Who doesn\'t need to spring clean your studio? If you don\'t, I applaud you! But for many of us, even if we contain our creative clutter pretty well (most of the time), it helps to take a little time once in a while, step back, and figure out what isn\'t working and what could work better.

10 Replies to “Spring Clean Your Studio Blog Hop

    1. Thank you! I put those tables together six or seven years ago, but I never attached the table tops because it’s easier to move them in pieces–and I rearrange pretty often! But sometimes the tops slide around a little if I bump into them.

  1. Boy, you’ve done a lot of work, Becca, and I’m sure it feels great. I’d love to have your space. I’d love to come and sew with you at your space 🙂 Just before our quilt show, I bagged up three drawers of scraps and brought them to the quilt show garage sale. It felt great to be rid of them (no worries, though, I still have a bin of scraps – ha). Well done on your studio clean up! Your wall of ribbons is fun to see too!

    1. Thanks, Wendy, you’re welcome to come and sew with me ANY time! It’s crazy how the scraps pile up, isn’t it? Occupational hazard, I guess!

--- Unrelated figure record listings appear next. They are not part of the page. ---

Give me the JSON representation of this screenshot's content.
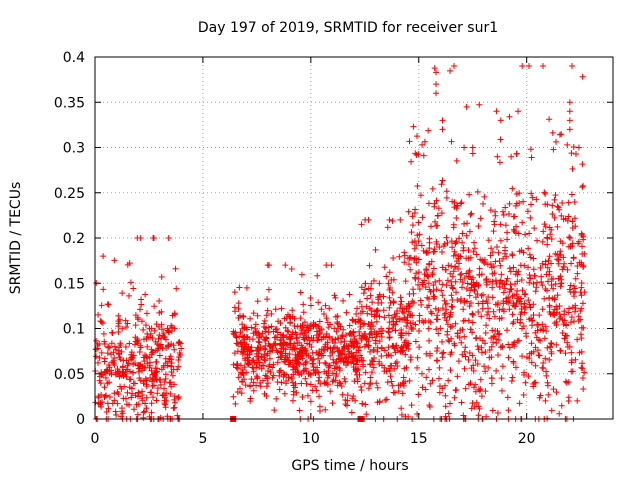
{
  "chart_data": {
    "type": "scatter",
    "title": "Day 197 of 2019, SRMTID for receiver sur1",
    "xlabel": "GPS time / hours",
    "ylabel": "SRMTID / TECUs",
    "xlim": [
      0,
      24
    ],
    "ylim": [
      0,
      0.4
    ],
    "x_ticks": [
      0,
      5,
      10,
      15,
      20
    ],
    "x_tick_labels": [
      "0",
      "5",
      "10",
      "15",
      "20"
    ],
    "y_ticks": [
      0,
      0.05,
      0.1,
      0.15,
      0.2,
      0.25,
      0.3,
      0.35,
      0.4
    ],
    "y_tick_labels": [
      "0",
      "0.05",
      "0.1",
      "0.15",
      "0.2",
      "0.25",
      "0.3",
      "0.35",
      "0.4"
    ],
    "grid": true,
    "marker": "+",
    "color": "#ff0000",
    "zero_markers_x": [
      6.4,
      12.3
    ],
    "segments": [
      {
        "x_start": 0.0,
        "x_end": 4.0,
        "mean": 0.055,
        "spread": 0.035,
        "max": 0.2,
        "count": 420
      },
      {
        "x_start": 6.4,
        "x_end": 12.3,
        "mean": 0.07,
        "spread": 0.025,
        "max": 0.17,
        "count": 700
      },
      {
        "x_start": 12.3,
        "x_end": 14.5,
        "mean": 0.085,
        "spread": 0.04,
        "max": 0.22,
        "count": 260
      },
      {
        "x_start": 14.5,
        "x_end": 22.7,
        "mean": 0.13,
        "spread": 0.065,
        "max": 0.39,
        "count": 1000
      }
    ],
    "notable_points": [
      {
        "x": 2.1,
        "y": 0.2
      },
      {
        "x": 15.8,
        "y": 0.383
      },
      {
        "x": 15.8,
        "y": 0.37
      },
      {
        "x": 15.8,
        "y": 0.36
      },
      {
        "x": 16.1,
        "y": 0.33
      },
      {
        "x": 16.1,
        "y": 0.32
      },
      {
        "x": 18.6,
        "y": 0.34
      },
      {
        "x": 18.8,
        "y": 0.33
      },
      {
        "x": 19.6,
        "y": 0.34
      },
      {
        "x": 22.1,
        "y": 0.39
      },
      {
        "x": 22.0,
        "y": 0.35
      },
      {
        "x": 22.0,
        "y": 0.34
      },
      {
        "x": 22.0,
        "y": 0.33
      },
      {
        "x": 22.0,
        "y": 0.32
      },
      {
        "x": 17.1,
        "y": 0.3
      },
      {
        "x": 17.5,
        "y": 0.3
      }
    ]
  }
}
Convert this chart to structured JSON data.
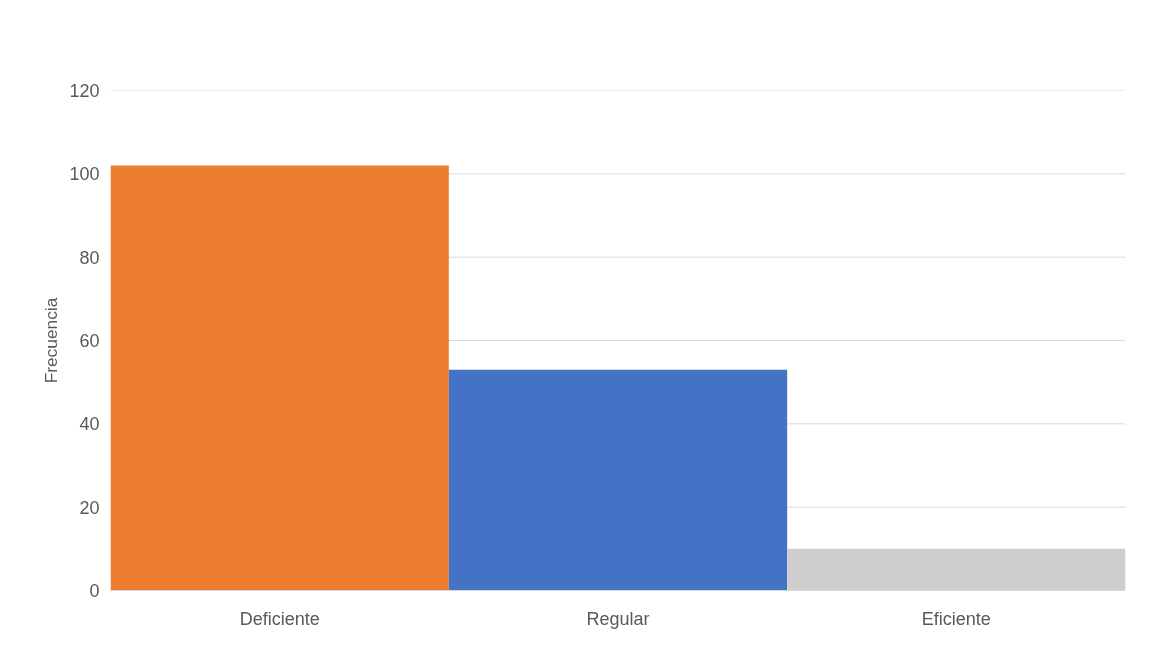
{
  "chart_data": {
    "type": "bar",
    "ylabel": "Frecuencia",
    "categories": [
      "Deficiente",
      "Regular",
      "Eficiente"
    ],
    "values": [
      102,
      53,
      10
    ],
    "colors": [
      "#ed7d31",
      "#4472c4",
      "#d0cece"
    ],
    "ylim": [
      0,
      120
    ],
    "yticks": [
      0,
      20,
      40,
      60,
      80,
      100,
      120
    ],
    "grid": "y"
  }
}
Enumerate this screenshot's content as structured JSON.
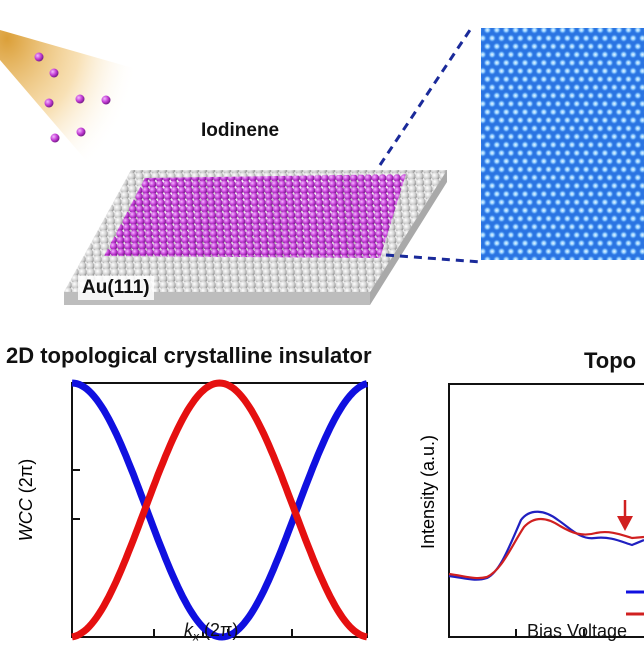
{
  "labels": {
    "iodinene": "Iodinene",
    "substrate": "Au(111)",
    "tci_title": "2D topological crystalline insulator",
    "topo_title": "Topo"
  },
  "wcc_plot": {
    "ylabel_main": "WCC",
    "ylabel_unit": " (2π)",
    "xlabel_main": "k",
    "xlabel_sub": "x",
    "xlabel_unit": " (2π)"
  },
  "spectra_plot": {
    "ylabel": "Intensity (a.u.)",
    "xlabel": "Bias Voltage"
  },
  "colors": {
    "iodine": "#c23bd4",
    "gold_atom": "#c9c9c9",
    "stm_blue": "#2b78e6",
    "band_blue": "#1010e0",
    "band_red": "#e51010",
    "callout_line": "#1a2a9a"
  }
}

  2. Come organize my space! My space had been driving me crazy, it is small and cramped. I have been sorting through, using up and reorganizing slowly. I have come to the conclusion that everything must be pulled out at one time, sorted through and organized as it is put back. I did find some nice peg board at IKEA that has attachable cups for storage. Its a start!!

    1. You know I’ll help you out! Take a look at some of the other bloggers’ posts–not everyone has the space that I lucked into, and they have lots of ideas that might inspire you.